The state space can be restricted to a discrete set. This characteristic is indicative of a Markov chain. The transition probabilities of the Markov property “link” each state in the chain to the next.
If the state space is finite, the chain is finite-state.
If the process evolves in discrete time steps, the chain is discrete-time.
If the Markov property is time-independent, the chain is homogeneous.

Econometrics Toolbox™ includes the dtmc model object representing a finite-state, discrete-time, homogeneous Markov chain. Even with restrictions, the dtmc object has great applicability. It is robust enough to serve in many modeling scenarios in econometrics, and the mathematical theory is well suited for the matrix algebra of MATLAB^®.

Finite-state Markov chains have a dual theory: one in matrix analysis and one in discrete graphs. Object functions of the dtmc object highlight this duality. The functions allow you to move back and forth between numerical and graphical representations. You can work with the tools that are best suited for particular aspects of an investigation. In particular, traditional eigenvalue methods for determining the structure of a transition matrix are paired with visualizations for tracing the evolution of a chain through its associated digraph.

A key feature of any Markov chain is its limiting behavior. This feature is especially important in econometric applications, where the forecast performance of a model depends on whether its stochastic component has a well-defined distribution, asymptotically. Object functions of the dtmc object allow you to investigate transient and steady-state behavior of a chain and the properties that produce a unique limit. Other functions compute the limiting distribution and estimate rates of convergence, or mixing times.

Simulation of the underlying stochastic process of a suitable Markov chain is fundamental to application. Simulation can take the form of generating a random sequence of state transitions from an initial state or from the time evolution of an entire distribution of states. Simulation allows you to determine statistical characteristics of a chain that might not be evident from its specification or the theory. In econometrics, Markov chains become components of larger regime-switching models, where they represent shifts in the economic environment. The dtmc object includes functions for simulating and visualizing the time evolution of Markov chains.

Discrete-Time Markov Chain Theory

Any finite-state, discrete-time, homogeneous Markov chain can be represented, mathematically, by either its n-by-n transition matrix P, where n is the number of states, or its directed graph D. Although the two representations are equivalent—analysis performed in one domain leads to equivalent results in the other—there are considerable differences in both the conception of analytic questions and the resulting algorithmic solutions. This dichotomy is best illustrated by comparing the development of the theory in [7], for example, with the developments in [6] and [9]. Or, using MATLAB, the dichotomy can be illustrated by comparing the algorithms based on the graph object and its functions with the core functionality in matrix analysis.

The complete graph for a finite-state process has edges and transition probabilities between every node i and every other node j. Nodes represent states in the Markov chain. In D, if the matrix entry P_ij is 0, then the edge connecting states i and j is removed. Therefore, D shows only the feasible transitions among states. Also, D can include self-loops indicating nonzero probabilities P_ii of transition from state i back to itself. Self-transition probabilities are known as state inertia or persistence.

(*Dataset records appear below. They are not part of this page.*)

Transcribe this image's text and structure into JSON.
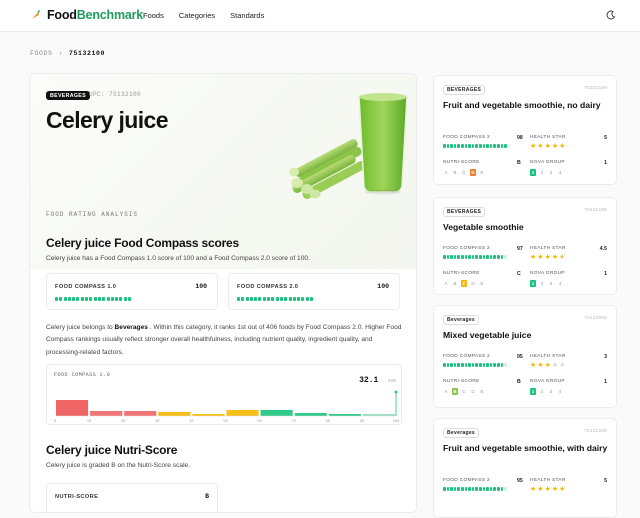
{
  "brand": {
    "name_a": "Food",
    "name_b": "Benchmark",
    "accent": "#1f9d5b"
  },
  "nav": [
    "Foods",
    "Categories",
    "Standards"
  ],
  "breadcrumb": {
    "root": "FOODS",
    "current": "75132100"
  },
  "product": {
    "badge": "BEVERAGES",
    "upc": "UPC: 75132100",
    "title": "Celery juice"
  },
  "section_label": "FOOD RATING ANALYSIS",
  "compass": {
    "heading": "Celery juice Food Compass scores",
    "summary": "Celery juice has a Food Compass 1.0 score of 100 and a Food Compass 2.0 score of 100.",
    "fc1_label": "FOOD COMPASS 1.0",
    "fc1_value": "100",
    "fc1_level": 1.0,
    "fc2_label": "FOOD COMPASS 2.0",
    "fc2_value": "100",
    "fc2_level": 1.0,
    "para_a": "Celery juice belongs to ",
    "para_category": "Beverages",
    "para_b": " . Within this category, it ranks 1st out of 406 foods by Food Compass 2.0. Higher Food Compass rankings usually reflect stronger overall healthfulness, including nutrient quality, ingredient quality, and processing-related factors."
  },
  "chart_data": {
    "type": "bar",
    "title": "FOOD COMPASS 2.0",
    "avg_value": "32.1",
    "avg_label": "AVG",
    "x_ticks": [
      "0",
      "10",
      "20",
      "30",
      "40",
      "50",
      "60",
      "70",
      "80",
      "90",
      "100"
    ],
    "bins": [
      0,
      10,
      20,
      30,
      40,
      50,
      60,
      70,
      80,
      90
    ],
    "values": [
      16,
      5,
      5,
      4,
      2,
      6,
      6,
      3,
      2,
      1
    ],
    "marker_value": 100
  },
  "nutri": {
    "heading": "Celery juice Nutri-Score",
    "summary": "Celery juice is graded B on the Nutri-Score scale.",
    "label": "NUTRI-SCORE",
    "value": "B"
  },
  "sidebar": [
    {
      "badge": "BEVERAGES",
      "code": "75132100",
      "name": "Fruit and vegetable smoothie, no dairy",
      "fc_label": "FOOD COMPASS 2",
      "fc_value": "98",
      "fc_level": 0.98,
      "hs_label": "HEALTH STAR",
      "hs_value": "5",
      "stars": 5,
      "ns_label": "NUTRI-SCORE",
      "ns_value": "B",
      "ns_active": "D",
      "nova_label": "NOVA GROUP",
      "nova_value": "1"
    },
    {
      "badge": "BEVERAGES",
      "code": "75132100",
      "name": "Vegetable smoothie",
      "fc_label": "FOOD COMPASS 2",
      "fc_value": "97",
      "fc_level": 0.97,
      "hs_label": "HEALTH STAR",
      "hs_value": "4.5",
      "stars": 4.5,
      "ns_label": "NUTRI-SCORE",
      "ns_value": "C",
      "ns_active": "C",
      "nova_label": "NOVA GROUP",
      "nova_value": "1"
    },
    {
      "badge": "Beverages",
      "code": "75132000",
      "name": "Mixed vegetable juice",
      "fc_label": "FOOD COMPASS 2",
      "fc_value": "95",
      "fc_level": 0.95,
      "hs_label": "HEALTH STAR",
      "hs_value": "3",
      "stars": 3,
      "ns_label": "NUTRI-SCORE",
      "ns_value": "B",
      "ns_active": "B",
      "nova_label": "NOVA GROUP",
      "nova_value": "1"
    },
    {
      "badge": "Beverages",
      "code": "75132100",
      "name": "Fruit and vegetable smoothie, with dairy",
      "fc_label": "FOOD COMPASS 2",
      "fc_value": "95",
      "fc_level": 0.95,
      "hs_label": "HEALTH STAR",
      "hs_value": "5",
      "stars": 5
    }
  ],
  "colors": {
    "green": "#1bc47d",
    "red": "#f06565",
    "yellow": "#f5b800",
    "orange": "#ef7d2a",
    "lime": "#8bc34a"
  }
}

In D, a walk between states i and j is a sequence of connected states that begins at i and ends at j, and has a length of at least two. A path is a walk without repeated states. A circuit is a walk in which i = j, but no other repeated states are present.

State j is reachable, or accessible, from state i, denoted $i \to j$ , if there is a walk from i to j. The states communicate, denoted $i \leftrightarrow j$ , if each is reachable from the other. Communication is an equivalence relation on the state space, partitioning it into communicating classes. In graph theory, states that communicate are called strongly connected components. For the Markov processes, important properties of individual states are shared by all other states in a communicating class, and so become properties of the class itself. These properties include:

Recurrence — The property of being reachable from all states that are reachable. This property is equivalent to an asymptotic probability of return equal to 1. Every chain has at least one recurrent class.
Transience — The property of not being recurrent, that is, the possibility of accessing states from which there is no return. This property is equivalent to an asymptotic probability of return equal to 0. Classes with transience have no effect on asymptotic behavior.
Periodicity — The property of cycling among multiple subclasses within a class and retaining some memory of the initial state. The period of a state is the greatest common divisor of the lengths of all circuits containing the state. States or classes with period 1 are aperiodic. Self-loops on states ensure aperiodicity and form the basis for lazy chains.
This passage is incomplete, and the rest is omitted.